Pumping in more money for research without attention to the pool of knowledge workers and knowledge institutions is not the answer, as money will go unspent or be poorly spent. Well-trained researchers are critical to building a strong research system. The new administration has already declared its view of the importance of education for all and of improving education delivery. It is crucial that this priority reaches up to and includes the post-secondary level. Building the community for a knowledge economy will require increasing the research skills of university graduates. This requires that priority be given to research within Pakistan’s university system and a higher status placed on research as a profession. Building on the strengths of both public and private universities to create research universities would enhance the capacity of research centers and think tanks to provide high-quality advice to policy makers and the wider community. It would enhance opportunities for innovation and multiply the options for employment generation and improved governance.
The largest economies in the 21st century are driven by a pool of highly skilled workers who are able to innovate new products (These products can be improvements or advancements over existing offerings in the market, providing unique features, better performance, or addressing previously unmet needs) and approaches to working and managing work. Countries foster innovation by supporting new ideas, which can lead to competitiveness. Pakistan needs a healthy, skilled, and resilient population to ensure high economic growth that is both sustainable and inclusive, with the right policies and investments, the growing working-age population can become healthier, more educated, more skilled, and more productive and can earn more if the economy generates more and better jobs. To achieving these milestones, Knowledge has become the key economic resource and the dominant-and perhaps even the only-source of competitive advantage. It requires high-quality human resources, an economic structure that is based on competitive advantage, advancement in science and technology, improved infrastructure and legal and bureaucratic reform.
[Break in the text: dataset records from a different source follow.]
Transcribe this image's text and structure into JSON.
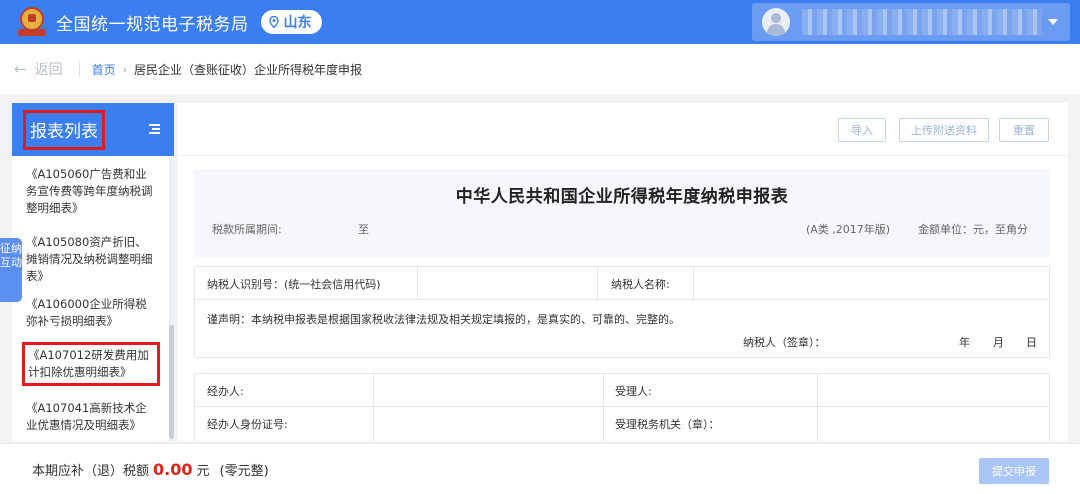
{
  "header": {
    "site_title": "全国统一规范电子税务局",
    "region": "山东",
    "logo_caption": "中国税务"
  },
  "breadcrumb": {
    "back_label": "返回",
    "home": "首页",
    "current": "居民企业（查账征收）企业所得税年度申报"
  },
  "sidebar": {
    "title": "报表列表",
    "items": [
      "《A105060广告费和业务宣传费等跨年度纳税调整明细表》",
      "《A105080资产折旧、摊销情况及纳税调整明细表》",
      "《A106000企业所得税弥补亏损明细表》",
      "《A107012研发费用加计扣除优惠明细表》",
      "《A107041高新技术企业优惠情况及明细表》"
    ]
  },
  "float_tab": "征纳互动",
  "toolbar": {
    "import": "导入",
    "upload": "上传附送资料",
    "reset": "重置"
  },
  "form": {
    "title": "中华人民共和国企业所得税年度纳税申报表",
    "period_label": "税款所属期间:",
    "period_to": "至",
    "version": "(A类 ,2017年版)",
    "currency": "金额单位：元，至角分",
    "taxpayer_id_label": "纳税人识别号：(统一社会信用代码)",
    "taxpayer_name_label": "纳税人名称:",
    "declaration": "谨声明：本纳税申报表是根据国家税收法律法规及相关规定填报的，是真实的、可靠的、完整的。",
    "signature_label": "纳税人（签章）：",
    "year": "年",
    "month": "月",
    "day": "日",
    "agent_label": "经办人:",
    "receiver_label": "受理人:",
    "agent_id_label": "经办人身份证号:",
    "tax_office_label": "受理税务机关（章）："
  },
  "bottom": {
    "label": "本期应补（退）税额",
    "amount": "0.00",
    "unit": "元",
    "words": "(零元整)",
    "submit": "提交申报"
  },
  "colors": {
    "primary": "#3b7ef0",
    "highlight_red": "#e01b1b",
    "amount_red": "#e2231a"
  }
}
These building blocks require a system wide approach to fostering a knowledge-based economy. Research can make practical contributions and be directed to the goal of producing evidence to be used by policy makers and industry to increase national competitiveness.
Increasing funding and the diversity of research organizations receiving funding will enhance both the value and utility of research. Funding through both the Pakistani government and independent research institutes increases both the range of options open to the country in decision-making and the potential for innovation and economic growth in new areas.
Pakistan needs to strengthen its economy, whether it is roads, ports, railways, connectivity or a host of other major projects. The evidence that can support these undertakings also needs infrastructure of qualified human resources and support systems at the national and local levels. This is not a short-term set of problems that are easily and quickly resolved. But for Pakistan to be globally competitive and a major economic player, it is critical that it invest now in building the knowledge infrastructure of well-qualified knowledge workers, stronger systems for integrating evidence into policy and innovation, and more accessible pools of evidence. These are essential ingredients for a sustainable and competitive economy. Building a knowledge-based economy cannot be achieved by merely addressing one of these challenges. Rather, it calls for system wide approaches that stimulate debate and action on multiple fronts. The knowledge sector initiative is one such contribution to building a strong knowledge-based economy that assists Pakistan in fulfilling its potential as a leading economy in the 21st century.